1. Qualité de vie en cancérologie ORL


Qualité de vie en cancérologie ORL


N. Heutte, L. Plisson, V. Prévost and E. Babin


PLAN DU CHAPITRE



En 1994, l’Organisation mondiale de la santé (OMS) a défini la qualité de vie (QdV) comme « la perception qu’a un individu de sa place dans la vie, dans le contexte de la culture et du système de valeur dans lequel il vit, en relation avec ses objectifs, ses attentes, ses normes et ses inquiétudes. C’est un concept très large qui peut être influencé de manière complexe par la santé physique du sujet, son état psychologique et son niveau d’indépendance, ses relations sociales et sa relation aux éléments essentiels de son environnement » (OMS Working Group, 1994). La QdV apparaît comme un concept multidimensionnel permettant d’évaluer de façon subjective le vécu d’un individu. Elle s’intéresse au bien-être physique, psychologique, social, et à l’autonomie fonctionnelle de l’individu mais aussi à l’accomplissement de soi, à la vie spirituelle, à la sexualité, aux finances [1, 2]. Elle est liée aux facteurs culturels, à l’expérience, à la connaissance et aux valeurs de chacun.
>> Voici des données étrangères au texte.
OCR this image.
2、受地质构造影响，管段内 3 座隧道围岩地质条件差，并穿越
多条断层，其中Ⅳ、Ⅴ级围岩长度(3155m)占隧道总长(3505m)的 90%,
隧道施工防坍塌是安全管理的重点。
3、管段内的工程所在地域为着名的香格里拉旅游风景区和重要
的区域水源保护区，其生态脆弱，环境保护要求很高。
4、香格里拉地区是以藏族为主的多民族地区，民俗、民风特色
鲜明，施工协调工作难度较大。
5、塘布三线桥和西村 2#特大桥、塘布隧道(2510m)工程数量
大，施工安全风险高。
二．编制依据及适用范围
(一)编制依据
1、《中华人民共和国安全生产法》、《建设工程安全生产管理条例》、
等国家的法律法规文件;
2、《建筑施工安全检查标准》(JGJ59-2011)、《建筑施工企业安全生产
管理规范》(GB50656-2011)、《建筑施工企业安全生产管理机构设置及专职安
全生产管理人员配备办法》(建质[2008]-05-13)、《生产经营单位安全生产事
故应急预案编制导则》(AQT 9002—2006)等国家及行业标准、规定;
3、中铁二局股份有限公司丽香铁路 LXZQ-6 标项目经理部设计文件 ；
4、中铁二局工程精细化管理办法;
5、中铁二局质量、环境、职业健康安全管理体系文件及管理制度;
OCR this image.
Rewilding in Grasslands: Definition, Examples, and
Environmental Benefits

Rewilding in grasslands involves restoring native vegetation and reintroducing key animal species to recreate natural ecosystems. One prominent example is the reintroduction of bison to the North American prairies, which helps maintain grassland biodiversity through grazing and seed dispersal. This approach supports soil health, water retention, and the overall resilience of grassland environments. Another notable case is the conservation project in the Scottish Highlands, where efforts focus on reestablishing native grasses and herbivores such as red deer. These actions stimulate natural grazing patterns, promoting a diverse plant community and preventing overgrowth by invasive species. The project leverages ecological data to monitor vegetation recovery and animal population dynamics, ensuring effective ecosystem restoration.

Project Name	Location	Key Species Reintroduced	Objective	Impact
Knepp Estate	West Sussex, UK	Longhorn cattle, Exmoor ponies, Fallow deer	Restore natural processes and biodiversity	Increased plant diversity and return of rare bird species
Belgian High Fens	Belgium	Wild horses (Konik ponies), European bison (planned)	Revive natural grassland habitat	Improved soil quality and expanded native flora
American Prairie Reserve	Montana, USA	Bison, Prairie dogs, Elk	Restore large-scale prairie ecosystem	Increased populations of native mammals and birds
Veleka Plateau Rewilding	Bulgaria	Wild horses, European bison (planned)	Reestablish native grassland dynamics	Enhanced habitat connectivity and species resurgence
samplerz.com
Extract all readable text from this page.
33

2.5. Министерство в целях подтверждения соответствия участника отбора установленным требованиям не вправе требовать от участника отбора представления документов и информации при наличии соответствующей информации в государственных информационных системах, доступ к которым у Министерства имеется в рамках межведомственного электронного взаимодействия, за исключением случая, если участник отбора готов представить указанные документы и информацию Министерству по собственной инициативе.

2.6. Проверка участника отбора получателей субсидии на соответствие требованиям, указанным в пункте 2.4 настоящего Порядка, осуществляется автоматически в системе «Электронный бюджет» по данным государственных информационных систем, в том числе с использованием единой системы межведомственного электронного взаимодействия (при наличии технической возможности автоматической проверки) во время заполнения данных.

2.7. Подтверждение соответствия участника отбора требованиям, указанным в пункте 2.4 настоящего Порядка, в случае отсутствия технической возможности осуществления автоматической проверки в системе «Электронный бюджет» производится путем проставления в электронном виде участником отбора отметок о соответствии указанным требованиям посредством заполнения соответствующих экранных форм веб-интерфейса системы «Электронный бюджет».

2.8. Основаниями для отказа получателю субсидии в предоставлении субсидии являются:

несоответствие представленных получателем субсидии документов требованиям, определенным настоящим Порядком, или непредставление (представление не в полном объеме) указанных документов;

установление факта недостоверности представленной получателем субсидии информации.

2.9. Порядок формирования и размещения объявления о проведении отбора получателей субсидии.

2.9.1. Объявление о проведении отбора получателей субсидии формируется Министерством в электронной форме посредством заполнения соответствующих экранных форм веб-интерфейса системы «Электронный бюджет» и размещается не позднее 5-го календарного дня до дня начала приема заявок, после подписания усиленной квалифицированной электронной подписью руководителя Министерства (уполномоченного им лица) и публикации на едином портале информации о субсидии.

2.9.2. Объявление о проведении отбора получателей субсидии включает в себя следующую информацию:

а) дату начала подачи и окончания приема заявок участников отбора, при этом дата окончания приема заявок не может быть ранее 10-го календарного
Elle peut évoquer la mesure dans laquelle les espoirs et les ambitions d’une personne sont atteints et réalisés dans son existence.


In fine, quelle que soit la définition médicale retenue, la QdV est une mesure subjective, qui répond à la perception de soi dans le monde (soi social).


La médecine a incorporé et modelé la QdV pour en faire un outil d’analyse pouvant quantifier la santé et la maladie. La santé répond à « un état de complet bien-être physique, mais aussi psychologique et social, et non pas uniquement l’absence de maladie ou d’infirmité » (OMS 10). La maladie est son contraire.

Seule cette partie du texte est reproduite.